Now take those figures and multiply them by the number of apartments owned and controlled by San Francisco's second largest landlord (We're talking over 300 multi-unit buildings).

That's right, ridding yourself of a long-term, rent controlled tenants has multi-million dollar possibilities.

Full Disclosure: I am one of the five attorneys in this lawsuit and one of many other tenant activists San Francisco who are and have sued CitiApartments. This lawsuit has a goal: Stop these practices once and for all. Keep San Francisco's most vulnerable tenants safe.

What San Franciscans Can Do

If you live in San Francisco and want to show Supervisor Peskin that you support a Board of Supervisor's inquiry into these practices, here are his staff email and office phone.

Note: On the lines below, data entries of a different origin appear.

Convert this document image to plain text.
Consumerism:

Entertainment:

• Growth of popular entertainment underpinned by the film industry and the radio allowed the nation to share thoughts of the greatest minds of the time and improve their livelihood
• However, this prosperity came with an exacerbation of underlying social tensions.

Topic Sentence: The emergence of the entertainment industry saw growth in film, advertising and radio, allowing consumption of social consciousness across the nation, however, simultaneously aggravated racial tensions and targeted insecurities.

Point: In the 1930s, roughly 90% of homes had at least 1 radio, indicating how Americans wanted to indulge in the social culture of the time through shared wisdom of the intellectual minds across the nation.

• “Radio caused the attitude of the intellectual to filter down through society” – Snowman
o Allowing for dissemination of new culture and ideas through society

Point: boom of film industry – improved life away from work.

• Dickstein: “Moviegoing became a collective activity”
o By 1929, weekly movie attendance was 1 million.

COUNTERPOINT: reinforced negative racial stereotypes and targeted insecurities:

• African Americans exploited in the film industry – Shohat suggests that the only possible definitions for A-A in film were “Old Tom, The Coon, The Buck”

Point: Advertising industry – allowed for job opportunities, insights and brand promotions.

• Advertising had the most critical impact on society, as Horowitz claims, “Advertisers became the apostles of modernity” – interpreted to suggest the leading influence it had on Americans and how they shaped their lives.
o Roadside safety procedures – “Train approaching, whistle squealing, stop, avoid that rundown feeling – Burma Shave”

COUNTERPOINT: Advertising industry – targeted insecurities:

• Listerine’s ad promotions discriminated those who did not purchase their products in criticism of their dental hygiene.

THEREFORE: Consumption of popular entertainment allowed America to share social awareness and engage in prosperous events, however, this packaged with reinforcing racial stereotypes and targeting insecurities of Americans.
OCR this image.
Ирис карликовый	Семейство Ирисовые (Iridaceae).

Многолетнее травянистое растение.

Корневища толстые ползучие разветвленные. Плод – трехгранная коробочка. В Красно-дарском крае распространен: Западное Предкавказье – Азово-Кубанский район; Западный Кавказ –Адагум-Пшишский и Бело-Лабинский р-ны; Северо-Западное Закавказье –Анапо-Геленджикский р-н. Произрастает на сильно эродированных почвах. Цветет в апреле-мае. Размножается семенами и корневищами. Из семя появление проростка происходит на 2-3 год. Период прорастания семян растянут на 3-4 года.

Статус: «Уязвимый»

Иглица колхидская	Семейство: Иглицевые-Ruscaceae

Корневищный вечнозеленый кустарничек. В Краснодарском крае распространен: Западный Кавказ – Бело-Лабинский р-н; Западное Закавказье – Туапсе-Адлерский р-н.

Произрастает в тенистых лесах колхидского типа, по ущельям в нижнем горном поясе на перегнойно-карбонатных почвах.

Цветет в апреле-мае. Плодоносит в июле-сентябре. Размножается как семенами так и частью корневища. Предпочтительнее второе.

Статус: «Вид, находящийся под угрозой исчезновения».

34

Let them know you support stopping jack booting tenants out of their unit. Tenants and activists will be picketing CitiApartments/Skyline Realty Headquarters at Church and Market tomorrow at noon.

I have been practicing tenant law in this City for 10 years. I can't tell you the number of calls I've gotten from CitiApartment tenants frightened and desperate to stop this constant harassment. To a one, these tenants have been either disabled, elderly, poor or all these things. I've never written about housing struggles in our city, but I plan to post more diaries about what it means to be a vulnerable tenant in one of this country's most expensive cities. I want the City of San Francisco to join in our fight and hope you do, too. If you live in San Francisco, contact Supervisor Peskin today.

Update: I changed some tenant names to perserve some semblance of anonymity and edited out a home address. I know it's in the links, but I have a thing about posting personal info.